Bagaimana rasanya hidup Anda berubah dalam sekejap?

Emilie Gossiaux adalah seorang mahasiswa seni di Cooper Union pada tahun 2010 ketika dia ditabrak truk roda 18 saat mengendarai sepedanya di Brooklyn. Dibawa ke Rumah Sakit Bellevue, dia menderita cedera otak traumatis, stroke, dan beberapa patah tulang. Saat Gossiaux akhirnya mendapatkan kembali hidupnya, dia kehilangan indra penglihatannya. Dia berjuang untuk memutuskan apakah dia bisa, atau bahkan ingin, terus membuat karya seni.

“Saya harus menyesuaikan kerangka di kepala saya tentang apa artinya menjadi seorang seniman,” kata Gossiaux, kini berusia 34 tahun, yang selalu memandang kemampuannya menggambar dan melukis sebagai “kekuatan super mutlak saya.”

Sejak usia 4 tahun, hal favoritnya adalah menyalin kartun di televisi. Tumbuh di New Orleans, dia menagih anak-anak lain sebesar 25 sen per kepala untuk pelajaran menggambar yang akan dia berikan di taman bermain saat istirahat.

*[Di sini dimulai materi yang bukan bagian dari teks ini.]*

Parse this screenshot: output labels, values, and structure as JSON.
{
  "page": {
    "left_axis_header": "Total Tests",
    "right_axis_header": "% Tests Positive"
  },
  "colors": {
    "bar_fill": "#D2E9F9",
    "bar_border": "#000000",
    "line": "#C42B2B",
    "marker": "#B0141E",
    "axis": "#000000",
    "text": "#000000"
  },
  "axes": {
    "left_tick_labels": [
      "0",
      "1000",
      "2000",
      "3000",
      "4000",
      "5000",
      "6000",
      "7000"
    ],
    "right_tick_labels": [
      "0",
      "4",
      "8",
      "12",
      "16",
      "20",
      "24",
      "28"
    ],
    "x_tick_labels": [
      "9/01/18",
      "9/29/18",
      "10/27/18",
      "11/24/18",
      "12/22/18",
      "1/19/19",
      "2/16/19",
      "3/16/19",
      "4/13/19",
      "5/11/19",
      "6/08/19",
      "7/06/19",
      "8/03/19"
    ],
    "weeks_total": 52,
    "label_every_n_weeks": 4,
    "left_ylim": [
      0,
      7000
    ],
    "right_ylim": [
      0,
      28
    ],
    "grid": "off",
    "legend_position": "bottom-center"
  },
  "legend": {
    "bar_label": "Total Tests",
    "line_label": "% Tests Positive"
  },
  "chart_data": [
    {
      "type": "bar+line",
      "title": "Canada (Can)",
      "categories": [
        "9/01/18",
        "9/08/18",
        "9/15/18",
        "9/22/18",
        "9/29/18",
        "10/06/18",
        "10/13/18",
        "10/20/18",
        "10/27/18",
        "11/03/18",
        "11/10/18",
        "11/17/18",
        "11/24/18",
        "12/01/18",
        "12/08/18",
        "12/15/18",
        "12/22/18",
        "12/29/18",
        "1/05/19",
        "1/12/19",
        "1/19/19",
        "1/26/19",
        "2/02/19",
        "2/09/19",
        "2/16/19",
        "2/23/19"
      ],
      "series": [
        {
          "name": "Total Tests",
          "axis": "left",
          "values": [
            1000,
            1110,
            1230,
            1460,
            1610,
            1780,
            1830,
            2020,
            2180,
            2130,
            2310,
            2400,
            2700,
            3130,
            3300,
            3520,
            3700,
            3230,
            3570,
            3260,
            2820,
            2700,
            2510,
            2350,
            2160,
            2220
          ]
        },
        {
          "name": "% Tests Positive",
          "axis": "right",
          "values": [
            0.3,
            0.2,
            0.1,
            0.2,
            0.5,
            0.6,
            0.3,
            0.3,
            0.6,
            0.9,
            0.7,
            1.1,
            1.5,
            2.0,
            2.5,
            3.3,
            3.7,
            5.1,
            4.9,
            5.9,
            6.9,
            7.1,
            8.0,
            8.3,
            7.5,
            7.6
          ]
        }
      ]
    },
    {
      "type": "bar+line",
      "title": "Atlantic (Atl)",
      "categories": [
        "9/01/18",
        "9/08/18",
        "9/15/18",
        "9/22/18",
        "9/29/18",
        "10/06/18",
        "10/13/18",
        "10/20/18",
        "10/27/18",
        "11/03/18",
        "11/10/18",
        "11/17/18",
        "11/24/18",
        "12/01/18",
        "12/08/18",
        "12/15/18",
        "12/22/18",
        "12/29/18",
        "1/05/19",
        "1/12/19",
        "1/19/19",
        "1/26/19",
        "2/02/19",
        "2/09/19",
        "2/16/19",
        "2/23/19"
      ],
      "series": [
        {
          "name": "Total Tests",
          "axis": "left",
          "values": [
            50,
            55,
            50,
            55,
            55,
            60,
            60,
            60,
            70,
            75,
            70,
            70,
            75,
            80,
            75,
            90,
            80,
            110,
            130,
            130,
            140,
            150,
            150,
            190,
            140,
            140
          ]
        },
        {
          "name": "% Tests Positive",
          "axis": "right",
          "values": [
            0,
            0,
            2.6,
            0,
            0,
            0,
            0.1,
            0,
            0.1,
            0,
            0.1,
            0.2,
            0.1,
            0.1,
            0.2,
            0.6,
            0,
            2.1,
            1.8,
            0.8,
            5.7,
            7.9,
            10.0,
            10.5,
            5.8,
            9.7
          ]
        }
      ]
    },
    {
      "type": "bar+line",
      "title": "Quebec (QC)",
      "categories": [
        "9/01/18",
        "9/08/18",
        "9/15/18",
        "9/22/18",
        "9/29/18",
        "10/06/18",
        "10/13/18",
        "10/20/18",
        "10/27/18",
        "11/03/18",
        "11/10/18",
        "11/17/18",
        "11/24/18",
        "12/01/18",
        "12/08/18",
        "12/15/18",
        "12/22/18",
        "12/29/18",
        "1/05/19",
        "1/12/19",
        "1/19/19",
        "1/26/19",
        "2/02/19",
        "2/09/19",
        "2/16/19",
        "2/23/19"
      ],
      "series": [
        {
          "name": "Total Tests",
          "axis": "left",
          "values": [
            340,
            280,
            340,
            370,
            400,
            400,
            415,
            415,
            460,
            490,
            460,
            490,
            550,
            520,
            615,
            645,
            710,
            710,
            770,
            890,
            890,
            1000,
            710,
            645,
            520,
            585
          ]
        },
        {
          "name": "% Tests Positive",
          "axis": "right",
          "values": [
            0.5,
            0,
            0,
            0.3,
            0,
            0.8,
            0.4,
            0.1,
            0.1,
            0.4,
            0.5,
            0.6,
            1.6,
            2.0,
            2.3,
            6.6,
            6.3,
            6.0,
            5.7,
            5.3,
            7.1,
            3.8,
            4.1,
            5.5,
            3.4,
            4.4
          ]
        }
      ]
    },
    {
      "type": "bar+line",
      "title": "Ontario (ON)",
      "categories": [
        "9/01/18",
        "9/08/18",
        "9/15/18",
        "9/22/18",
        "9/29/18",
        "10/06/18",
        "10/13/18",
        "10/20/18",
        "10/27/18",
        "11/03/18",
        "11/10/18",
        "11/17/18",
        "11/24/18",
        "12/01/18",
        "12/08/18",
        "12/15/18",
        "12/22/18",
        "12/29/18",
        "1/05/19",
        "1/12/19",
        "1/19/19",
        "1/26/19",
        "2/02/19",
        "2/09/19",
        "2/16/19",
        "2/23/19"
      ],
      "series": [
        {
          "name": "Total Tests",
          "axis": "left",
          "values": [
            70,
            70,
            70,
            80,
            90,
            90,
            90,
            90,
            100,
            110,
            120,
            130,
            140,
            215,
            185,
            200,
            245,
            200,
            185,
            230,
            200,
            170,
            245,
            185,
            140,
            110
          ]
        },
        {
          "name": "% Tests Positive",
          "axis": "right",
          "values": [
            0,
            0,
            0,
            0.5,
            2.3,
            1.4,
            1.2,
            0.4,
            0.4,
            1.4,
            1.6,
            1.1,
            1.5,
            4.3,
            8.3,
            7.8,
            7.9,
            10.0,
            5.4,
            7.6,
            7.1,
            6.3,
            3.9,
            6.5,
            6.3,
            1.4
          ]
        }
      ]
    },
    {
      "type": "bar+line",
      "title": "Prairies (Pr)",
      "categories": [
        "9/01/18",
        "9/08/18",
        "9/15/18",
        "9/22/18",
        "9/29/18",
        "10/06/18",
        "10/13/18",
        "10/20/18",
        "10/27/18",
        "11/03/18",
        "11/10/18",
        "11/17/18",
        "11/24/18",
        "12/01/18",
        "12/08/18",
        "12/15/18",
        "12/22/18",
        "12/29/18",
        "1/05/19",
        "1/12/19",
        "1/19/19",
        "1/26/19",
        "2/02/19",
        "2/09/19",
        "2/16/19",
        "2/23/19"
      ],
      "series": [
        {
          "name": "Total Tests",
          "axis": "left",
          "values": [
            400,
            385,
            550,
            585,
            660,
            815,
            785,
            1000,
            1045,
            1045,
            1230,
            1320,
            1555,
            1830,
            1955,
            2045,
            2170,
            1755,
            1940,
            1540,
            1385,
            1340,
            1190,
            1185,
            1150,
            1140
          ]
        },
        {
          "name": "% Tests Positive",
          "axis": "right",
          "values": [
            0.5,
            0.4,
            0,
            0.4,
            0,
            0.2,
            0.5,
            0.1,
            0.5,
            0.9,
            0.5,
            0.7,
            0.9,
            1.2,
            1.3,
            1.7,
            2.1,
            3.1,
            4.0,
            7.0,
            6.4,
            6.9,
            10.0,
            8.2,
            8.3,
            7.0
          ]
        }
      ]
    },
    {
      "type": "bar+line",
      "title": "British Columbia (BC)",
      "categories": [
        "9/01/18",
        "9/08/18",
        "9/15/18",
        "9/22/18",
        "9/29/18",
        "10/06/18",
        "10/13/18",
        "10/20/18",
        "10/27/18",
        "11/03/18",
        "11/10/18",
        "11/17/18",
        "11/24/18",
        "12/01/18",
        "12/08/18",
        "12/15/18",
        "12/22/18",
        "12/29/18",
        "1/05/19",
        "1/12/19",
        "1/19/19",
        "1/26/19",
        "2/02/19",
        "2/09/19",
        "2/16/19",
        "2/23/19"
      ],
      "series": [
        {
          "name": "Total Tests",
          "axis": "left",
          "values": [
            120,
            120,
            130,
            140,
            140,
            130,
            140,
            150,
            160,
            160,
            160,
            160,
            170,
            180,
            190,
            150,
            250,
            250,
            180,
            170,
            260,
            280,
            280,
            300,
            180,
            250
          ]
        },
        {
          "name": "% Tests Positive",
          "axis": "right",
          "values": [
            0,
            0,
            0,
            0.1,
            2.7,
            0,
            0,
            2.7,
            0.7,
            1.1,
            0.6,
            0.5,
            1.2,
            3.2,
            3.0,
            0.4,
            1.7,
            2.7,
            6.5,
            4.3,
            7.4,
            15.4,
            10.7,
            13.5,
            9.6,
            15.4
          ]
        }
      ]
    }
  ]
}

Pada usia 5 tahun, dia mulai mengalami gangguan pendengaran, yang semakin meningkatkan perhatiannya pada gambar dan ekspresi wajah.

“Saya menjadi lebih sadar dalam menggunakan penglihatan saya,” kata Gossiaux, yang kini memakai alat bantu dengar. “Itulah cara saya belajar dan memahami.” Dia melanjutkan untuk bersekolah di sekolah menengah magnet untuk seni, di mana dia membayangkan kehidupan masa depan sebagai seniman dengan pameran museum besar. Di Cooper Union, dalam gambar dan pahatannya yang halus dan bergaya, dia menyukai figuratif dan buatan tangan, menggunakan bahan kerajinan taktil seperti plester dan rambut.